For small teams, ClickUp is reasonably priced.
Custom objects and page layouts in a CRM system
Internally, we built a marketing asset management system inside our CRM using custom tables and fields.
With the power of a database, this form of MAM can relate clients to content and content to links, personas, and keywords.
A global search makes finding assets simple for users.
Here is part of the schema we created.

Here is a list view, sorted by the most recent edit to the record in CRM.

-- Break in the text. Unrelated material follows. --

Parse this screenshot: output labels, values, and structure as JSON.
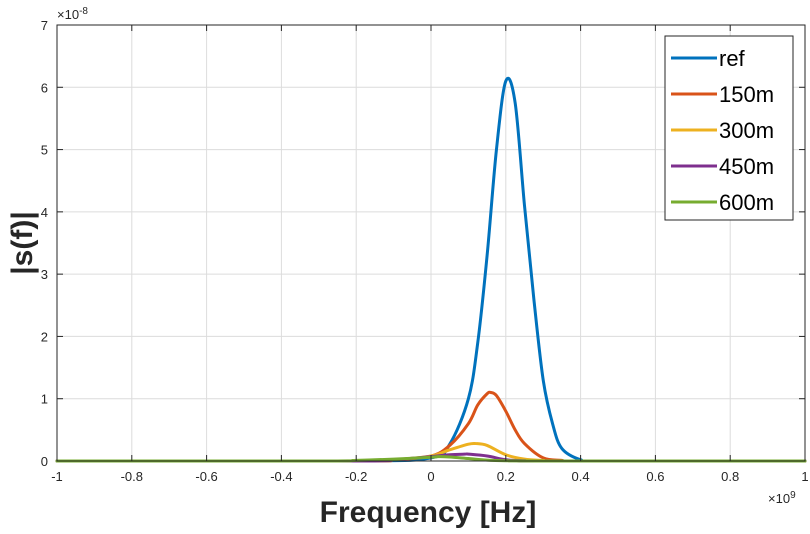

The disadvantage of using a CRM system is that some team members who need access to marketing asset information may not be licensed CRM users, and user licensing for a highly configurable CRM platform is relatively expensive.
A SaaS brand management app you subscribe to
Paid apps for managing assets are available. These tend to be enterprise-oriented DAMs and brand management systems, such as Smartsheet’s Brandfolder.
This type of app goes far beyond essential marketing asset management.
Brandfolder’s features include Adobe Creative Cloud integration for seamless asset editing, AI-driven tagging and analytics for enhanced asset discoverability, customizable branding options, and user management to streamline workflows across teams.
A MAM app you build with AI tools
Anyone can build an app using a prompt-driven full-stack AI development tool like StackBlitz’s Bolt.new, Netlify for app hosting, and Supabase as the back-end database.
We began developing a marketing asset management system using this stack, based on the design we created in CRM.

The advantage of this approach is that subscription costs include as many users as you want.
At the time of publication, the Pro versions for these three apps cost a total of $62 per month.
Whether you use a free spreadsheet or buy or build a marketing asset management system, this tool will save staff members a significant amount of time and can increase revenue.